В один из зимних дней, когда Мари не было дома, разбирая бумаги, я нашел письмо, написанное мною, но не отправленное, и бросил в камин этот бесполезный документ. Вечером Мари, вернувшись, села перед камином в темной комнате и, чтобы обсушиться, начала разжигать огонь; листок, лишь наполовину обгоревший, снова вспыхнул. И в темноте пламя вдруг осветило клочок бумаги с обрывком моего письма: «Я люблю тебя так же, как ты меня…»
И эти пылающие в темноте строки были так понятны: не стоило даже пытаться как-нибудь их объяснить.

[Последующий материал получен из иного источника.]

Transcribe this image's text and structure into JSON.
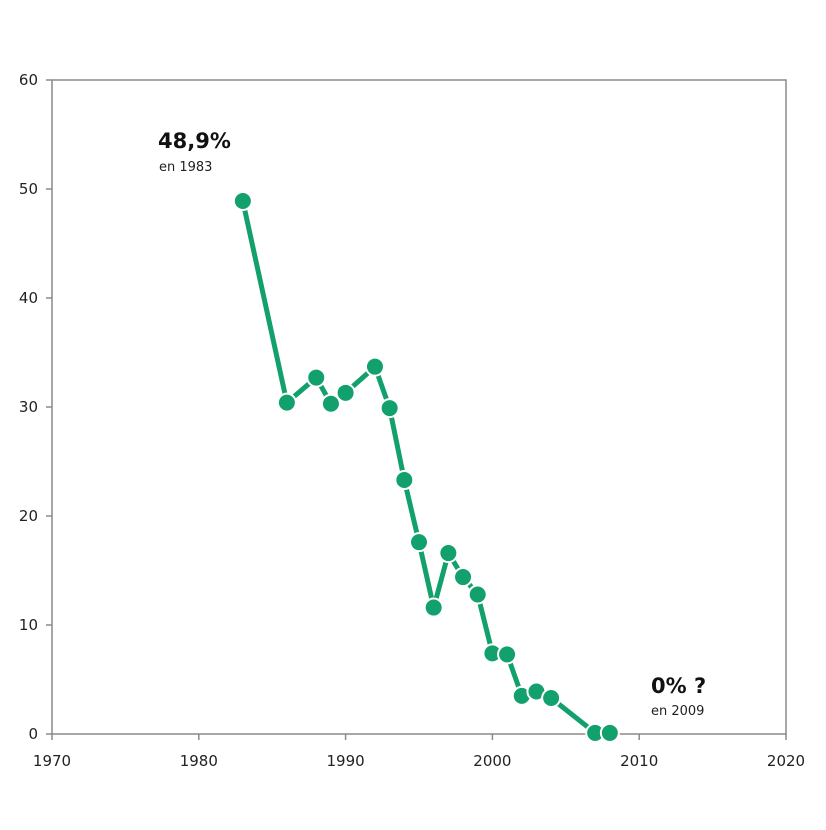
{
  "chart_data": {
    "type": "line",
    "title": "",
    "xlabel": "",
    "ylabel": "",
    "xlim": [
      1970,
      2020
    ],
    "ylim": [
      0,
      60
    ],
    "x_ticks": [
      1970,
      1980,
      1990,
      2000,
      2010,
      2020
    ],
    "y_ticks": [
      0,
      10,
      20,
      30,
      40,
      50,
      60
    ],
    "grid": false,
    "line_color": "#12a06c",
    "series": [
      {
        "x": [
          1983,
          1986,
          1988,
          1989,
          1990,
          1992,
          1993,
          1994,
          1995,
          1996,
          1997,
          1998,
          1999,
          2000,
          2001,
          2002,
          2003,
          2004,
          2007,
          2008
        ],
        "values": [
          48.9,
          30.4,
          32.7,
          30.3,
          31.3,
          33.7,
          29.9,
          23.3,
          17.6,
          11.6,
          16.6,
          14.4,
          12.8,
          7.4,
          7.3,
          3.5,
          3.9,
          3.3,
          0.1,
          0.1
        ]
      }
    ],
    "annotations": [
      {
        "value": "48,9%",
        "note": "en 1983"
      },
      {
        "value": "0% ?",
        "note": "en 2009"
      }
    ]
  }
}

Мы не осмеливались заговорить, не осмеливались глаз поднять. Роковая общность мыслей, захвативших нас в эту минуту, заставила нас отвернуться друг от друга, хотя в комнате было совсем темно. Мы бежали от истины. При первом же испытании мы оказались чужими, потому что никогда не пытались узнать друг друга. Мы все здесь смутно разобщены, но особенно далеки мы от своих близких.
После всех этих событий мое прежнее существование все же как-то наладилось. Не могу сказать, что я так же несчастлив, как те, у кого кровоточит рана непоправимой утраты или угрызений совести, но я не так счастлив, как мечтал в юности. Да, любовь мужчин и красота женщин слишком недолговечны, и все же — не единственная ли это радость, которой живем и мы я они? Любовь — чувство такое светлое, единственное, ради которого только и стоит жить, а можно подумать, что оно преступление: ведь рано или поздно за него всегда несут кару. Я не понимаю. Все мы жалкие люди, и вокруг нас, всюду и во всем — в наших поступках, в наших стенах, в наших днях, засасывающая посредственность. Рок — серого цвета.
Между тем положение мое упрочилось и стало постепенно улучшаться. Я получаю триста шестьдесят франков на заводе, имею долю в прибылях — около пятидесяти франков в месяц. Вот уже полтора года я не прозябаю в маленькой стеклянной клетке, вместо меня там сидит г-н Мьельвак, — он тоже пошел в гору. Случается, мне говорят: «Вам везет». Когда-то я завидовал многим людям, теперь завидуют мне. Сначала я удивлялся, затем привык.
Я пересмотрел свои политические взгляды и выработал разумный и естественный план действий. Я считаю, что должен заменить Крийона в муниципальном совете. Рано или поздно так это и будет. Я становлюсь человеком с положением, в силу вещей, незаметно для самого себя; и все же я никому по-настоящему не нужен.
Часть моей жизни уже прошла. Порой я над этим задумываюсь, дивлюсь числу умерших дней и лет. Как быстро пролетели годы, а в сущности, нет больших перемен. И я отворачиваюсь от этого видения, и реального и непостижимого. Все же, помимо моей воли, будущее встает передо мной как нечто законченное. Оно будет похоже на прошлое; оно уже похоже. Я вижу всю свою жизнь, от начала до конца, вижу все, что я есть, все, чем я буду.